”南海の大決闘!"『ライズ・オブ・シードラゴン』


 ツイ・ハーク監督作!


 唐朝末期、隣国に侵攻した唐の大艦隊が、謎の海竜の攻撃を受けて沈んだ。則天武后は司法長官ユーチに、海竜の正体を解き明かせと厳命。手をこまねくユーチ。だが、都にやってきたディーと名乗る判事が、海竜への供物となるはずの芸妓インの誘拐事件に巻き込まれたことで、事件を解き明かす切っ掛けをつかむことに……。


 『王朝の陰謀』(http://d.hatena.ne.jp/chateaudif/20120509/1336566766)の続編……ではなく、前日談。皇帝に破格の権限を与えられている判事ディーが、なぜにその名誉を得るに至ったかが描かれる、始まりの事件とでもいうべきお話。


 ……なんですけど、いきなりの水上大パニックから始まり、もう推理なんて存在する余地がありませんから! 水中を驀進する謎の生物によって艦隊が壊滅! これ、日本ではほそぼそとシネマートなんかで公開されてますが、本国では3D映像、音響はドルビー・アトモス対応の超大作なんで……。最近では『ドラゴンゲート』(http://d.hatena.ne.jp/chateaudif/20130115/1358251012)も公開されましたが、ツイ・ハークの大ワイヤーアクション映画でもありますよ。

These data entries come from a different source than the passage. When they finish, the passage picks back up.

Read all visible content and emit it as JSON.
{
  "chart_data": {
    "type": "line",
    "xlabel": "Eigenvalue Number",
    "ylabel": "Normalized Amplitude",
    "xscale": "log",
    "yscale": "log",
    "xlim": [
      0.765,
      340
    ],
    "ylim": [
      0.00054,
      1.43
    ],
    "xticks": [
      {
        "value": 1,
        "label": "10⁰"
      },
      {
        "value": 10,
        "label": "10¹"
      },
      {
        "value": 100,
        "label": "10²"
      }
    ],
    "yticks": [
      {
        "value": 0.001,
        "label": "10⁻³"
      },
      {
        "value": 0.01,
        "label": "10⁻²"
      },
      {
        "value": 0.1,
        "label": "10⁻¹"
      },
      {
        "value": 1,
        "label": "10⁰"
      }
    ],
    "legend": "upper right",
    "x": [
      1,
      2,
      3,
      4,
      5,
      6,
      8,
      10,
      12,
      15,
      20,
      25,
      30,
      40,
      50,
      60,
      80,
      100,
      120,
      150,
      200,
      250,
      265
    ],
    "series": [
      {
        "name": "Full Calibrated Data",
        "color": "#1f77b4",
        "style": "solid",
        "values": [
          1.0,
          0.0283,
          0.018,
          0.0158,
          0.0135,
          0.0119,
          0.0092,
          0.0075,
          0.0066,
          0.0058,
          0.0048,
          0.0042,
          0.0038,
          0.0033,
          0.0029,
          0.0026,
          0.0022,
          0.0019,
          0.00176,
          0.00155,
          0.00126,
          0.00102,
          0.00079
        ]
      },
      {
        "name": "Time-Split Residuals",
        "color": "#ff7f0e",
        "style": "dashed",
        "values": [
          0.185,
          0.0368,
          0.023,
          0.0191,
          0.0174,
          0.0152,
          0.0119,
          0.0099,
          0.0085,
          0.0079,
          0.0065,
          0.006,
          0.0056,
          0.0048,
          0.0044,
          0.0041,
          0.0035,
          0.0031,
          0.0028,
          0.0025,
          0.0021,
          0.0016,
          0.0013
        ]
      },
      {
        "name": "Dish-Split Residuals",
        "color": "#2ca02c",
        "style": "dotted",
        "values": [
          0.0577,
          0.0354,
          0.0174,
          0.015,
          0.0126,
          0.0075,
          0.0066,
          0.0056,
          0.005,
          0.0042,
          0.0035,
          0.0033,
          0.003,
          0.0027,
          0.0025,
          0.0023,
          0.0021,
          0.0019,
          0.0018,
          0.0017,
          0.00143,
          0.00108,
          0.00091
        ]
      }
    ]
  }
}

 巨大な海龍を鎮めるため、異国人の芸妓を生贄にするということで、ここで我らがアンジェラベイビーが登場。今回はほぼ囚われのヒロイン役で『太極』(http://d.hatena.ne.jp/chateaudif/20130820/1376909845)シリーズのような活躍はなかったのがちょい残念。同じ頃、都にやってきたディーが、彼女が襲われたことをきっかけに、海龍を操る者の正体を探り始める。
何分かごとに急展開が起きて、その度に実はあれはこうだったのだ!とプチ解決が繰り返されるので、推理ものとしてはいまいち成立していない。そこらへんは『王朝の陰謀』の方ががんばっていたが、あれもいかにも怪しい人が序盤から出ていたりしたわけでなあ……。
 それよりも矢継ぎ早の展開と、怒涛のワイヤーアクションとCGバトル、盛りだくさんのエンタメ展開を見る映画。ただ、これだけてんこ盛りなのにあまりに緩急がないので、メリハリがなく若干眠いのがまたツイ・ハークらしい。主演のマーク・チャオの顔面のように起伏がない。ここらへん、前日に観た『トランスフォーマー ロストエイジ』(http://d.hatena.ne.jp/chateaudif/20140819/1408461798)のマイケル・ベイにも共通するところだな。
 しかし、やっぱりツイ・ハークって感性が若いのだなあ、と思うのは、ややクラシックな殺陣や美術を昔の作品そのままにしながら、最新CGもしっかり取り入れ、ごたまぜのようでいてやっぱりこの人にしか作れない完成度まで引き上げているところかな。かつて、これこそ実写版ドラゴンボールじゃないのかという映画だった『天上の剣』(http://d.hatena.ne.jp/chateaudif/20110123/1295709816)の頃は、さすがにCGが稚拙に感じたものだったのだが、今作はその滑った感覚がそのままドライブして高みへと駆け上がったような豊かさを感じる。これこそが撮りたかったものなのだな、という気がしますね。


 さて、主演はアンディ・ラウからマーク・チャオに交代しましたが、いやあ、やっぱり華がないなあ、こやつの顔は……。何回観ても好きにはならんわ〜。エンドロールを見る限り続編のネタには事欠かないようだが、どうでしょう、主演だけは毎回交代してもいいんじゃないですかね? 次は『王朝の陰謀』との、ちょうど中間ぐらいの時期の話にして、もう少し年取った役者にしては……。